Forbes magazine has published an article about 44-day Armenia-Azerbaijan Nagorno-Karabakh war, Trend reports referring to the magazine.
Author of the article Paul Iddon described the conflict, occupation of 20 percent of the Azerbaijani lands by Armenia, over 1 million of Azerbaijani people who became refugees and internally displaced people, in particular, Azerbaijan’s brilliant victory in 44-day-war.
“A Russian-brokered ceasefire ended the war following devastating territorial losses in the Nagorno-Karabakh for Armenia,” the article said.
“Last year’s war between Azerbaijan and Armenia over the Nagorno-Karabakh region saw the former country afflict a devastating and decisive defeat against the latter through adept usage of sophisticated military hardware that enabled it to avoid becoming bogged down in a costly war of attrition,” the article said.

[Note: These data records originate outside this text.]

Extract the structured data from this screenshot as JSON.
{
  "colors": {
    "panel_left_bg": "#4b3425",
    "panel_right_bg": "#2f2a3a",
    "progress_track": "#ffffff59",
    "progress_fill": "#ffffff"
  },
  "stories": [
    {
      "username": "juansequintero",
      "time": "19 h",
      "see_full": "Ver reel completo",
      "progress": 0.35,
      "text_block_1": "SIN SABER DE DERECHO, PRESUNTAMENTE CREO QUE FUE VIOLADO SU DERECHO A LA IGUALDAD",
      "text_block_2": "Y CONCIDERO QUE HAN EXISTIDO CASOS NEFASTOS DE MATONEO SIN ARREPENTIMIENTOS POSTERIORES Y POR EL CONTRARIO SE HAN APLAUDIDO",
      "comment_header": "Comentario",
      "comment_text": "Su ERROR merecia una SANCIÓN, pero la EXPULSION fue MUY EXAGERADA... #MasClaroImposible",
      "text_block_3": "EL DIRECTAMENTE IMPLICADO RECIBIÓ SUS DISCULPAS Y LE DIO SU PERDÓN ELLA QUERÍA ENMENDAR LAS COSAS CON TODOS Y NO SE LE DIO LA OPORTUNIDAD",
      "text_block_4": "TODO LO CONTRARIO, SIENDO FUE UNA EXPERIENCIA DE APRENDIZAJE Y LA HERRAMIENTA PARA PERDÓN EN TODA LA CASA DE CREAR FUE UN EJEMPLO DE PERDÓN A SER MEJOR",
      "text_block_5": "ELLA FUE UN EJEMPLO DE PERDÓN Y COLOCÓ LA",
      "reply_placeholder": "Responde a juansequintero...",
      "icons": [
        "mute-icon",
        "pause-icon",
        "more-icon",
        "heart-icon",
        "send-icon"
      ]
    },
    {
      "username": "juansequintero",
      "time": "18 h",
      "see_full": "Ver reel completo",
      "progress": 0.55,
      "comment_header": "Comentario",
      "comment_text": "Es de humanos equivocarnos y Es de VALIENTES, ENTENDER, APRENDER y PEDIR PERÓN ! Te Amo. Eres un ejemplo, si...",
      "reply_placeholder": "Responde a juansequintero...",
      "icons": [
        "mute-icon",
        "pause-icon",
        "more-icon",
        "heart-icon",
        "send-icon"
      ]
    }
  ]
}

“By doing so, Baku may well have demonstrated how modern military technology such as armed drones can enable small militaries and nations to punch well above their weight on the battlefield,” the article said.
“Early in the 2020 Nagorno-Karabakh war, many Armenian soldiers seemingly expected to fight a similar war to the one they had won in 1994,” the article said. “With their large arsenal of Russian-built T-72 main battle tanks covered by a formidable network of highly formidable S-300 high-altitude air defense missile systems, they apparently thought they were bound to prevail or at the very least effectively hold the line.”
“Instead, the Armenian forces were utterly decimated by their Azerbaijani adversary, which had adequately prepared itself for tomorrow’s war rather than a repeat of yesterday’s war,” the article said.
“During the conflict, Azerbaijani President Ilham Aliyev credited his armed force’s Turkish TB2s with destroying $1 billion worth of Armenian military equipment,” the article said.
“That probably wasn’t an exaggeration since approximately 240 Armenian tanks were reportedly destroyed,” the article said.
“To add insult to injury, Azerbaijani forces also managed to capture at least 39 Armenian tanks and 24 BMPs,” the article said. “It may take some years of retrospective analysis to conclusively determine just how substantively Azerbaijan may have been among the first to demonstrate how in this 21st century, small nations can increasingly deploy such advanced weapons systems to compensate for their size and decisively prevail against otherwise equal or even more powerful opponents.”